Question

Match List I with List II

LIST I		LIST II
A.	The maximum value of the function \(f(x)=25x-\frac{5x^2}{2}+7\) in [-1,6] is	I.	24
B.	The minimum value of the function \(f(x)=2x^3-15x^2+36x+1\) in [1,5] is	II.	\(\frac{1}{16}\)
C.	The maximum value of the function \(f(x)=\frac{x}{2}-x^2\) in [0,1] is	III.	\(\frac{139}{2}\)
D.	The least value of the function \(f(x)=\frac{9}{x+3}+x\) in [-7,1], \(x\ne-3\) is	IV.	\(-\frac{37}{4}\)

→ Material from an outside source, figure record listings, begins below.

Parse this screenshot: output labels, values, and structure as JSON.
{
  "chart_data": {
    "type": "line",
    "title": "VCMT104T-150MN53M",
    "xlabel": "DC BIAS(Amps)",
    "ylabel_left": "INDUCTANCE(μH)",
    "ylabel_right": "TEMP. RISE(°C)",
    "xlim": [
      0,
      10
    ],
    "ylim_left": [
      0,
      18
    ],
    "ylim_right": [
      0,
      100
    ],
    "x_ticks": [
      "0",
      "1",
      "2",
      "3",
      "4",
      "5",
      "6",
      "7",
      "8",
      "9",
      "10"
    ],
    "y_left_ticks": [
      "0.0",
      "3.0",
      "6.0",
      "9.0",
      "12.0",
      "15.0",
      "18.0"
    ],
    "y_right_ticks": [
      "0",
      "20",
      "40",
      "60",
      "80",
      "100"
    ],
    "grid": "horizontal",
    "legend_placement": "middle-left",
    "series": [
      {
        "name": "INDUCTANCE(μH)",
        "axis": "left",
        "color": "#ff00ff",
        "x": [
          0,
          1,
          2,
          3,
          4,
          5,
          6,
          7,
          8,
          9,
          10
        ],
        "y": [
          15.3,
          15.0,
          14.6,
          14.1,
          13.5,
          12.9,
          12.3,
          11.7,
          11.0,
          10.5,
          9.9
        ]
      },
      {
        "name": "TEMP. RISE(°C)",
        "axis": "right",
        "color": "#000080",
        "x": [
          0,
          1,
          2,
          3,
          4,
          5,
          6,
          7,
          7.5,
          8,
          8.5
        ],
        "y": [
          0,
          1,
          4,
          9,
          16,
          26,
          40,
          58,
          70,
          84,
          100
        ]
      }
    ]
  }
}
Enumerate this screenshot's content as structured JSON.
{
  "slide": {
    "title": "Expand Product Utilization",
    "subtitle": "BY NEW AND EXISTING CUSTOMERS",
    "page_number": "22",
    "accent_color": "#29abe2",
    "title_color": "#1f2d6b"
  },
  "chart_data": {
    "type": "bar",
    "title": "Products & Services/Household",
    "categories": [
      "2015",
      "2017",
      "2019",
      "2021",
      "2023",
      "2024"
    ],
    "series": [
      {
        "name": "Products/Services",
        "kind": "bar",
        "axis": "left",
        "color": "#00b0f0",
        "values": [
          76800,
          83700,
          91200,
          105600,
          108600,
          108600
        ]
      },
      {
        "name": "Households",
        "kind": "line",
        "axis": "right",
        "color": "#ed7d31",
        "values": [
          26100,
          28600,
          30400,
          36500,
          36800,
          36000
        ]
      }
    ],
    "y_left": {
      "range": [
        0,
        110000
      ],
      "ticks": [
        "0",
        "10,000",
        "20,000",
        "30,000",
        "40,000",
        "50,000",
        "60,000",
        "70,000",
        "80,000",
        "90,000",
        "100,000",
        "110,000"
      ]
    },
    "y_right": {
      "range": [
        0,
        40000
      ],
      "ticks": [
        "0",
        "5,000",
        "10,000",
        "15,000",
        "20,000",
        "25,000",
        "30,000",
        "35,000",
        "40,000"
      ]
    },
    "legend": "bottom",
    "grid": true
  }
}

Choose the correct answer from the options given below:

• A. А-I, В-III, C-II, D-IV
• B. A-III, B-I, С-IV, D-II
• C. A-II, B-IV, С-III, D-I
• D. A-III, B-I, С-II, D-IV

Answer 1

The Correct Option is D

To solve the problem, we need to find the extrema (maximum or minimum values) of the given functions within the specified intervals and then match List I with List II accordingly.

• For A: The function \(f(x)=25x-\frac{5x^2}{2}+7\) is defined in the interval \([-1,6]\). To find the extrema, first calculate the derivative: \(f'(x)=25-5x\). Set \(f'(x)=0\) to find critical points: \(25-5x=0\Rightarrow x=5\). Evaluate \(f(x)\) at \(x=-1\), \(x=5\), and \(x=6\).
  \(f(-1)=25(-1)-\frac{5(-1)^2}{2}+7=24.5\)
  \(f(5)=25(5)-\frac{5(5)^2}{2}+7=\frac{139}{2}\)
  \(f(6)=25(6)-\frac{5(6)^2}{2}+7=-1\)
  The maximum value is \(\frac{139}{2}\), corresponding to III.
• For B: Consider \(f(x)=2x^3-15x^2+36x+1\) on \([1,5]\). Find the derivative: \(f'(x)=6x^2-30x+36\). Solve \(f'(x)=0\):
  \(6x^2-30x+36=0\Rightarrow x^2-5x+6=0 \Rightarrow (x-2)(x-3)=0\Rightarrow x=2,3\). Check \(f\) at \(x=1,2,3,5\):
  \(f(1)=24\)
  \(f(2)=25\)
  \(f(3)=19\)
  \(f(5)=26\)
  The minimum value is 19, corresponding to I.
• For C: The function \(f(x)=\frac{x}{2}-x^2\) in \([0,1]\) gives \(f'(x)=\frac{1}{2}-2x\). Set \(f'(x)=0\):
  \(\frac{1}{2}-2x=0\Rightarrow x=\frac{1}{4}\). Evaluate \(f(x)\) at \(x=0,\frac{1}{4},1\):
  \(f(0)=0\)
  \(f\left(\frac{1}{4}\right)=\frac{1}{16}\)
  \(f(1)=-\frac{1}{2}\)
  The maximum value is \(\frac{1}{16}\), corresponding to II.
• For D: Evaluate \(f(x)=\frac{9}{x+3}+x\) over \([-7,1]\), avoiding \(x=-3\). Calculate the derivative: \(f'(x)=1-\frac{9}{(x+3)^2}\). Solve \(f'(x)=0\):
  \(1-\frac{9}{(x+3)^2}=0\Rightarrow (x+3)^2=9\Rightarrow x+3=\pm 3\Rightarrow x=0,-6\). Verify \(f(x)\) at \(x=-7,-6,0,1\):
  \(f(-7)=-1.5\)
  \(f(-6)=-\frac{37}{4}\)
  \(f(0)=3\)
  \(f(1)=4\)
  The least value is \(-\frac{37}{4}\), corresponding to IV.

Therefore, the matching is: A-III, B-I, C-II, D-IV.